2/23/2016 | 12:28 PM CST
And Jay, how on earth, with what Tom and Bonnie wrote, could you even refer to them as being the socialist in this conversation?
2/23/2016 | 12:25 PM CST
Jay, don't you think citizens of the United States should be able to buy products they want or not buy, as they please. If you can say yes to that please, respond on why you believe Obamacare is not a socialistic program.
Jay Mcginnis
2/22/2016 | 8:54 PM CST
Tom and Bonnie you sound like socialists.

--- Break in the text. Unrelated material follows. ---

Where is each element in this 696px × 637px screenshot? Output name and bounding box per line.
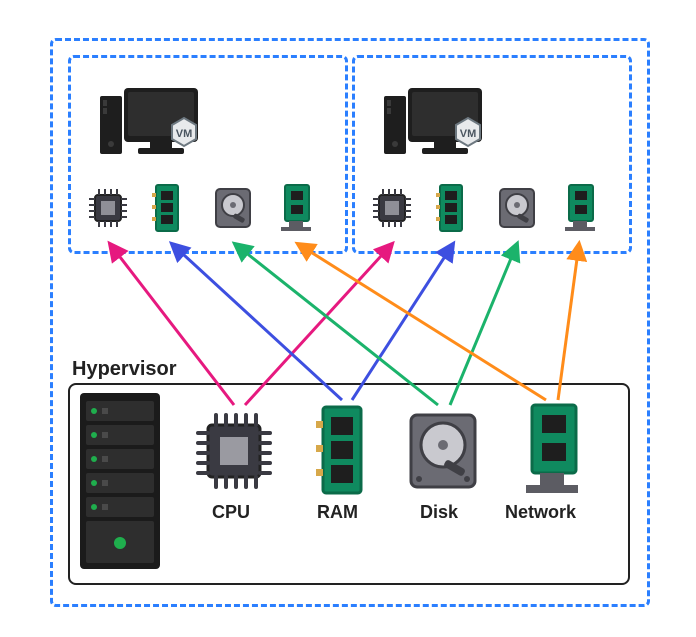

Don't you beleive that corporations should be able to buy wherever they wish? Next you will have the hammer and sickle on your corn planters!!!
Bonnie Dukowitz
2/21/2016 | 4:06 PM CST
Good points, Tom. I believe, if they are hungry and want it, they will buy it, if they can.
2/19/2016 | 5:43 PM CST
Jay, if this is such a good deal for everyone, why is there so much money in it to re-train "displaced" US workers? And no, "I drive an electric car" is not the answer for this one.
Jay Mcginnis
2/18/2016 | 12:04 PM CST
Obama needs to push this through by executive order. The GOP kicked and screamed until expiration of oil was lifted, now they obstruct at the expense of the farmer.
tom vogel
2/18/2016 | 11:23 AM CST
Chris: Your insight is very good...thank you. However, we in agriculture must understand that "it is not all about us." It's about the country, and the TPP is horrible for the country. The US will get the shaft on exporting everything, including food. The TPP is nothing more than a way for the rest of the world to legally rob from this country. Be thankful that the TPP has been delayed. It needs to be deep-sixed.